La première étape concerne les modifications des habitudes de vie (traitement du surpoids, exercice physique, consommation modérée de sel et d'alcool...). Dans le cas où ces mesures ne permettent pas de faire baisser les chiffres tensionnels au-dessous de 140 mmHg pour la PAS et de 90 mmHg pour la PAD ou de 130/80 mmHg chez les diabétiques et les patients présentant une rétinopathie, un traitement médicamenteux est mis en route. Les HTA de stade 1 relèvent la plupart du temps de la prescription d'un diurétique ; mais on peut aussi envisager celle d'un IEC, un ARA II, un bêtabloquant, un IC ou une association.

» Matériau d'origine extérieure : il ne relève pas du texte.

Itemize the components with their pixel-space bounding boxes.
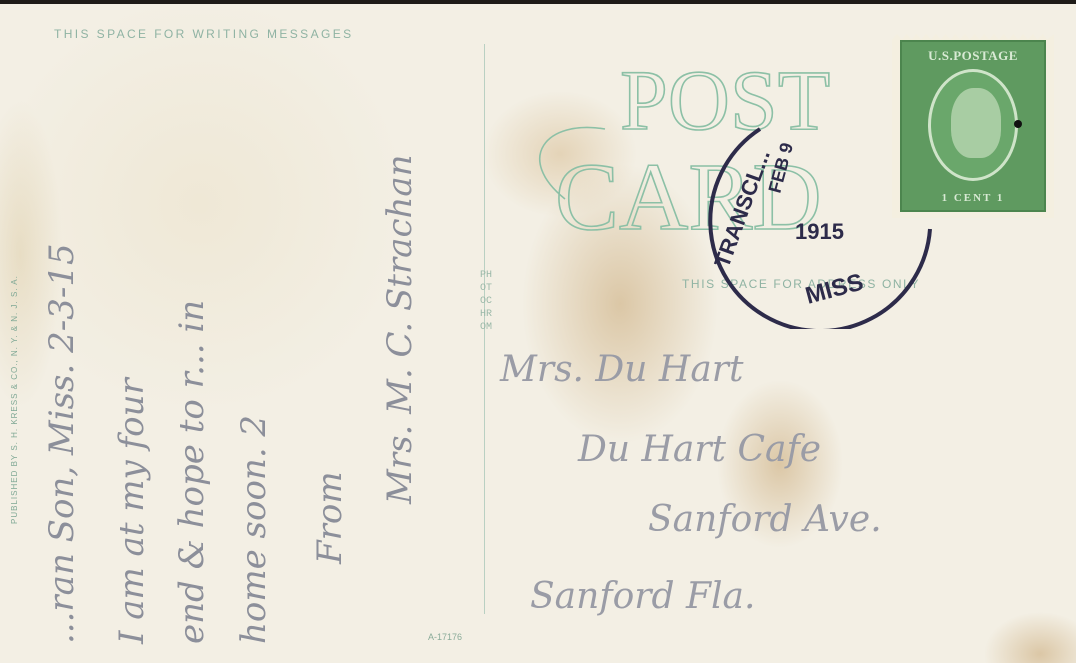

Le traitement des HTA de stade 2 fait appel à l'association d'un diurétique et d'un IEC, un ARA II, un bêtabloquant ou un IC. Si les objectifs thérapeutiques ne sont pas atteints, les posologies sont optimisées ou une troisième classe est associée.
Toutefois, on tiendra compte dans ces choix d'indications complémentaires pour telle ou telle classe d'antihypertenseurs. Ainsi, chez le diabétique, le choix peut porter sur un thiazidique, un bêtabloquant, un IEC, un IC ou un ARA II (NKF-ADD guideline, Ukpds, Allhat) ; en cas d'atteinte rénale, le choix porte sur un IEC ou un ARA II (NKF guideline, captopril trial, Renaal, Idnt, Rein, Aask) ; pour la prévention d'une récidive d'AVC, le choix se porte sur un thiazidique ou un IEC (Progress).